Linley, gerçekte Sesin Engin Gerçeklerini  tam olarak anlayamamıştı.

‘Rüzgarın İlahisi’ni geliştirebilmişti çünkü Kanlı Menekşe içinde bu özelliği zaten barındırıyordu. Linley yalnızca Rüzgarın Engin Gerçeklerini kullanarak Kanlı Menekşenin kılıç ezgisini aktifleştirip, bu özel etkiyi yaratıyordu. Ancak şimdi, Linley Sesin Engin Gerçeklerini araştırmaya odaklanmak istiyordu.

“Gümbür…”

Linley’in ilahi gücü Kanlı Menekşeyi doldurduğunda, kılıç titreşerek o uğuldayan kılıç ezgisini yaymaya başladı.

“Lord Linley nerede? İçerde mi?” Gates Ejderkanı Kalesinin batı bahçesinin kapısından içeri yürüdü.

Orada bekleyen hizmetçi gülerek cevapladı. “Lord Gates, Lord Linley eğitimine odaklanması gerektiğini söyledi. Kim olursa olsun, onun izni olmadan kimse batı bahçesine giremez. Şu anda batı bahçesindeki tek kişi Lord Linley’in kendisi.”

“Kimsenin girmesine izin yok mu?” Gates biraz şaşırmıştı.

Eğitimdeyken biri içeri girse ne olacaktı ki?

Ancak, Linley’in şu anda Rüzgarın Elemental Yasalardından, Sesin Engin Gerçeklerini incelediğini nereden bilebilirlerdi ki?
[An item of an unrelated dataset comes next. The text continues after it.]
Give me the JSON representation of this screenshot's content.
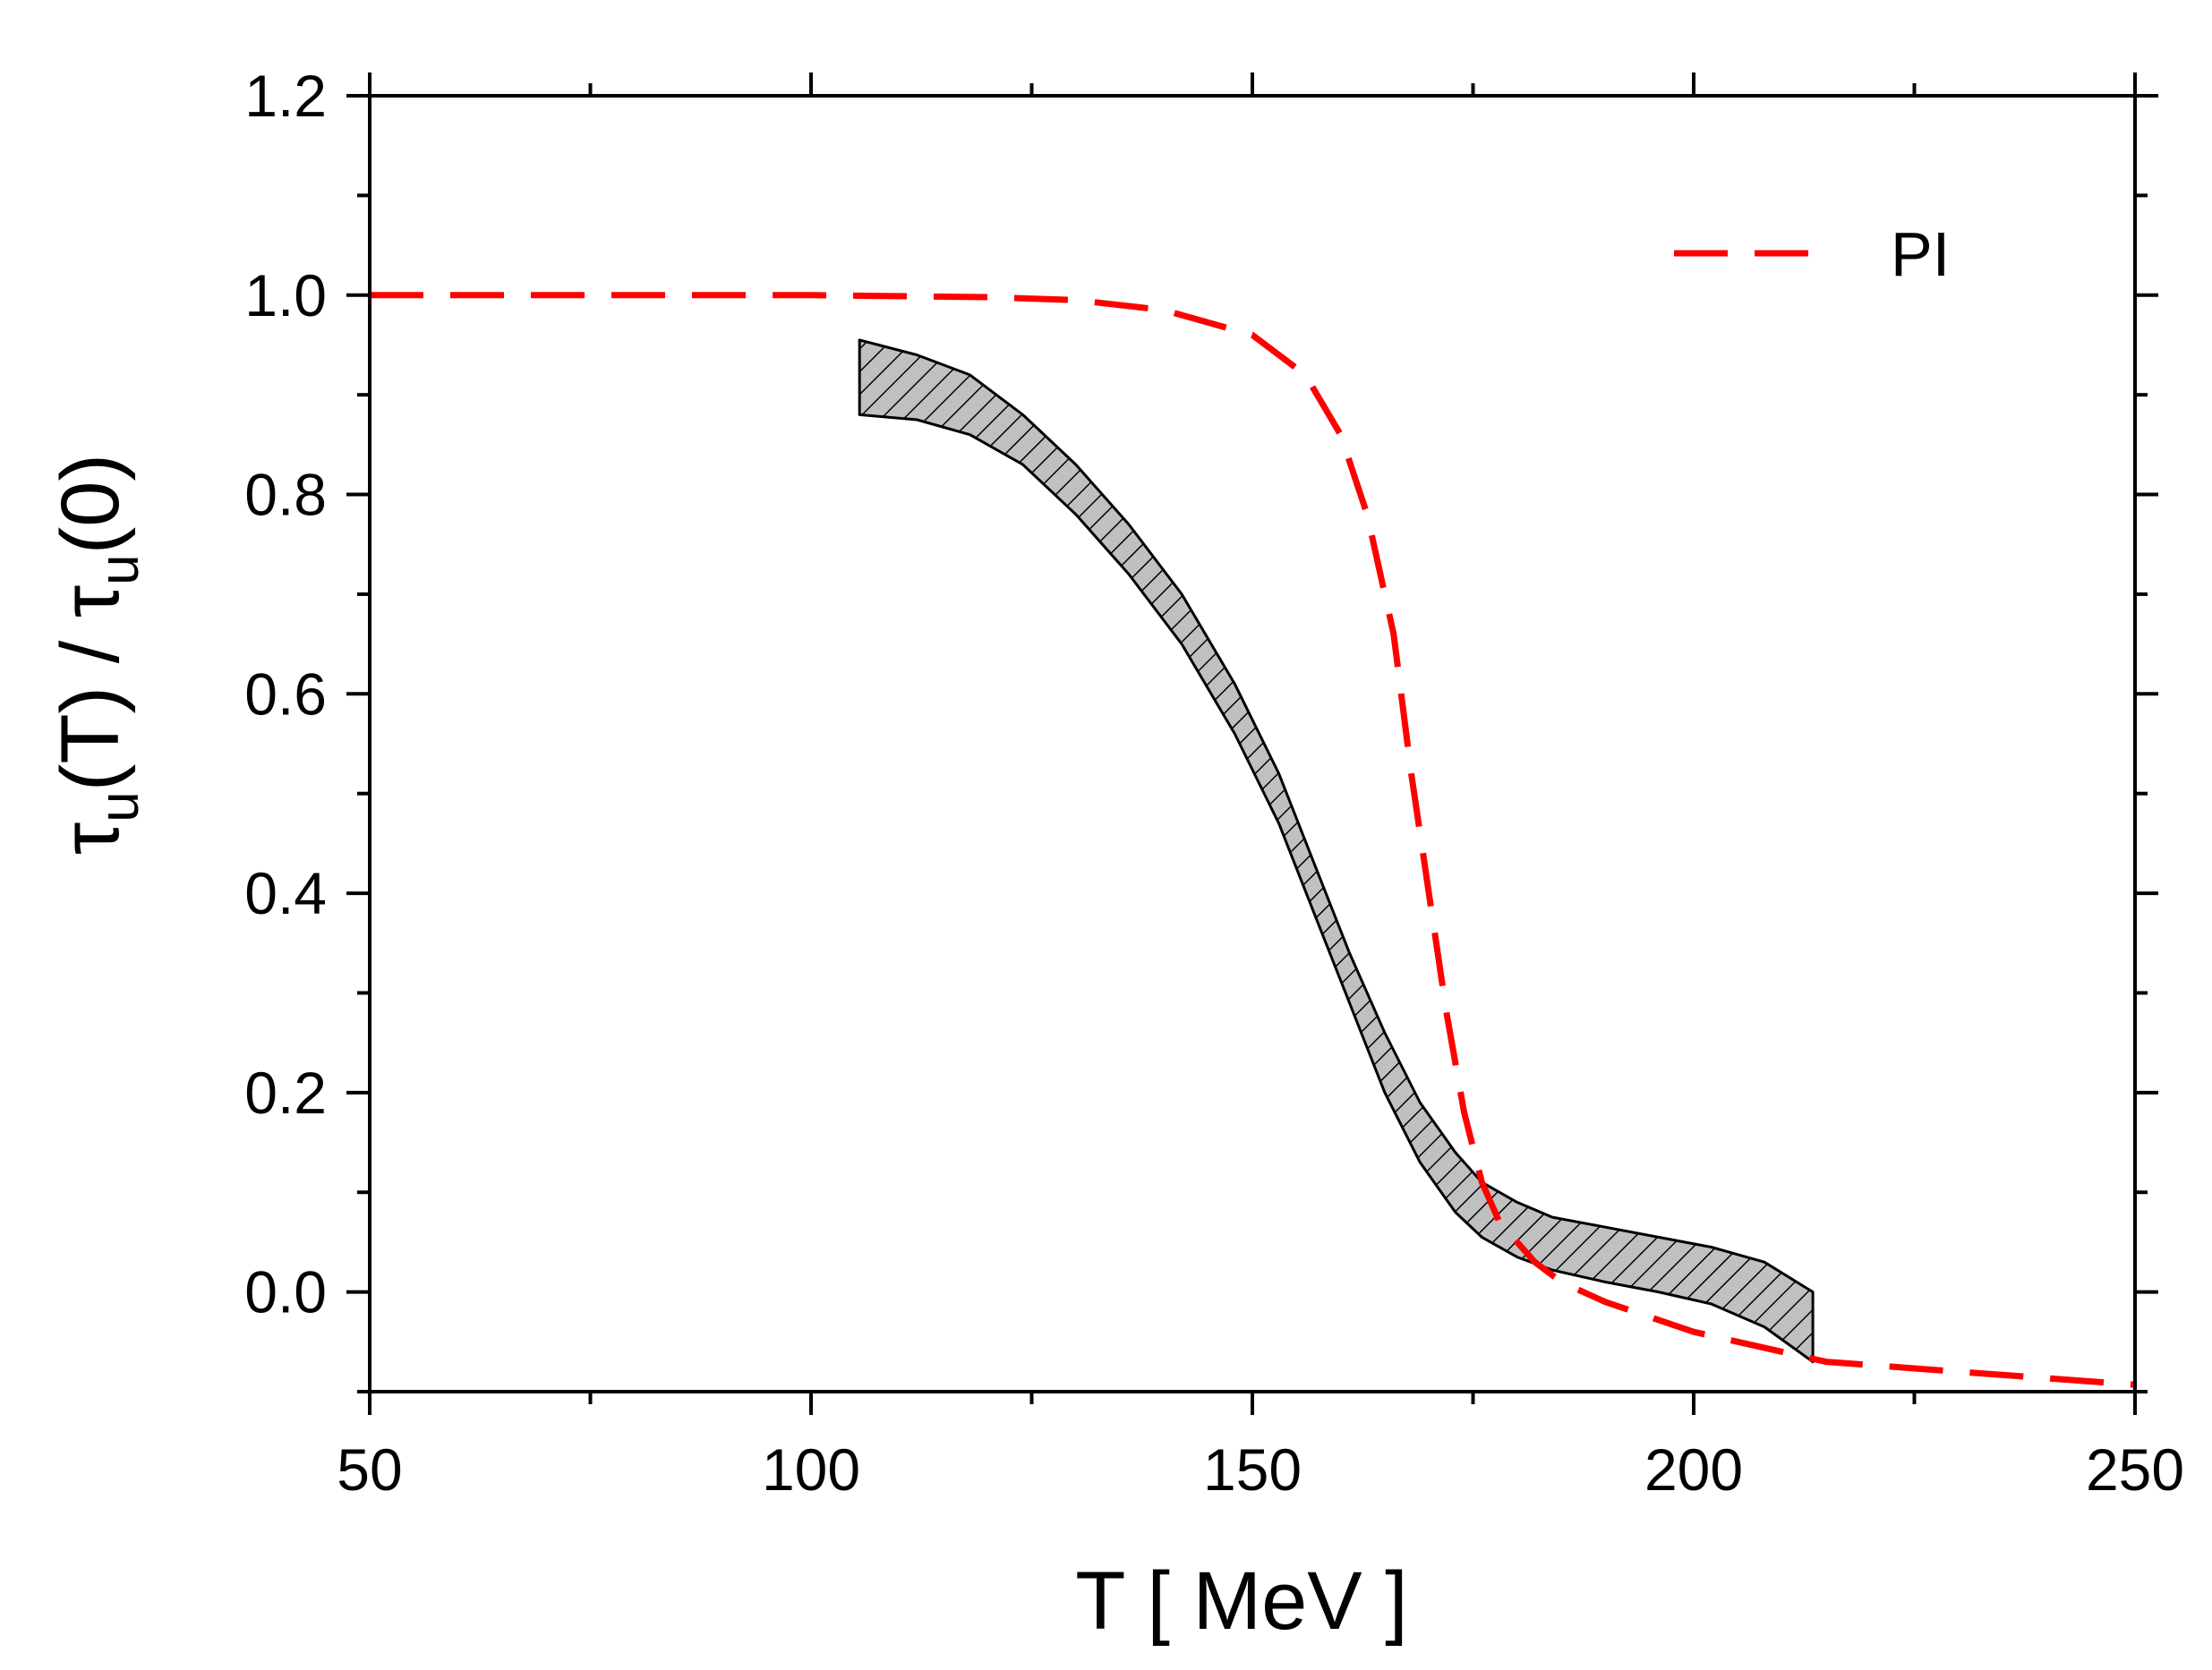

Yarattığı ses saldırıları doğal olarak ona zarar vermezdi, ancak bahçeye başka birisi girecek olursa kolaylıkla zarar görebilirdi. Linley’e gelince, Sesin Engin Gerçeklerini belirli bir düzene göre incelemiyordu.

Yalnızca, Kanlı Menekşe hakkında bildiklerini temel alarak, saldırı gücünü yükseltmeye çalışıyordu.

Eğer biri kısa sürede gücünü arttırmak istiyorsa, öncelikle silahına odaklanmalıydı.

“Herkes meditasyonda ve eğitimde. Ejderkanı Kalesindeki ortam gerçekten de değişti.” Gates dönüp gitti. Tüm bu süre boyunca üç ilah, Linley, Desri ve Oliver ara vermeksizin eğitime devam ederek, güçlerini daha da arttırmaya çalışıyordu.

Barker, Zassler, Delia ve Haeru’ya gelince, onlar da ilahi kıvılcımlarıyla bütünleşmeye uğraşıyordu.

Ancak kim Linley’in batı bahçesinde durmadan eğitim yapacağını hayal edebilirdi ki. Tüm ay boyunca, Linley bahçeden tek bir kere bile çıkmamıştı. Ejderkanı Kalesindeki diğer insanlara gelince, Linley’in emirlerine karşı gelmeye cesaret edemediler. Sessizce beklemeye devam ettiler.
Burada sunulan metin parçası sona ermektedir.